For a problem I am working on, I came across the data shown in the table below, that is also displayed in the accompanying graph.
For both the Y1 and Y2 data plotted vs. the X value it looks like some type of hyperbola with a horizontal asymptote at 1 and a vertical asymptote at around 898, but because I am not that mathematically skilled, I can't seem to figure out what kind(s) of function(s) f(x) could be used to describe this data.
X Y1 Y2
253.6407994 1.008716206 1.034755788
373.6998994 1.029072813 1.115300361
504.5643184 1.062562202 1.246710815
627.2366248 1.110882816 1.436932395
725.929416 1.171186528 1.67693405
795.920823 1.242664652 1.96650879
840.5698058 1.323924639 2.302179005
866.7363934 1.411516038 2.670089968
881.2738761 1.502484536 3.057072276
889.1273653 1.596120247 3.459065105
893.2850369 1.691845661 3.872578159
895.4534286 1.789046088 4.294130583
896.5728192 1.888432275 4.726234972
897.1421632 1.989661187 5.167006184
897.4281541 2.092268314 5.614163642
897.5704807 2.197216786 6.071750713
897.6401956 2.302139486 6.5293478
897.6743507 2.40705667 6.986987281
897.6910851 2.511965162 7.444624582
897.6992847 2.616876345 7.902292702
897.7033024 2.721783957 8.359955353
What would be good matches for this type of data?
EDIT
Some additional info after I tried a number of transformations.

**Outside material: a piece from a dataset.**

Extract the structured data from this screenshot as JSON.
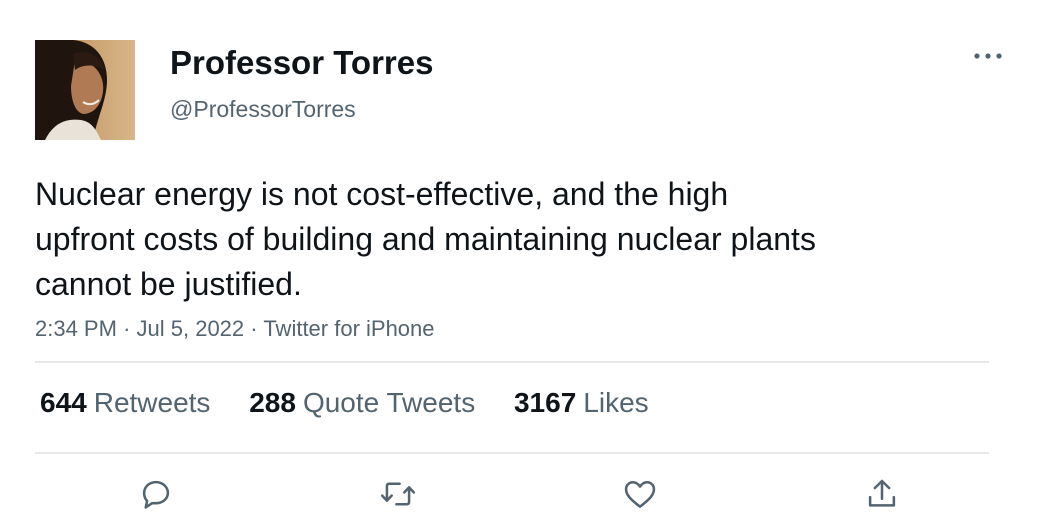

It appears that for the initial data points (excluding the last 4), a transformation of the X value leads to a pretty decent approximation.
The transformation is: t(x) = ln(1 / (x-limit - x))
When plotted vs. Y data (excluding the last 4), a polynomial f(x) = a * t(x)^2 + b * t(x) + c can be fitted:
Which then describes the initial part of the data rather accurately.
This looks very much like the sort of curves you get when measuring strain up to a failure time $t_f$. A possible motivation for curves of this type is the following second order differential equation $$ \frac{dy^2}{dt^2} - a(\frac{dy}{dt})^\alpha = 0, $$ where $\alpha \neq 1$ creates nonlinear and possibly powerlaw behaviour, this equation has general solution of the form $$ y = y_0\left[1 + \frac{t}{m\tau} \right]^m, \; \; m \neq 0, $$ and in particular in the situation where $m < 0$ we have $$ y = y_0 \left[ 1 - \frac{t}{t_f} \right]^m. $$ Suggesting after a bit of rearranging that a good candidate function for your data would be $$ f(x) = \beta_0 \left[x_f - x \right]^{\beta_1},\; \; \beta_1 < 0. $$ Taking $x_f = 898.0$ and then fitting the remaining parameters to your dataset $\{ X,Y_1 \} $ by least squares I get
Obviously there are improvements to be made but I think that is a reasonable starting off point. For more on the strain rate differential equations have a look at A damage mechanics model for power-law creep and earthquake aftershock and foreshock sequences.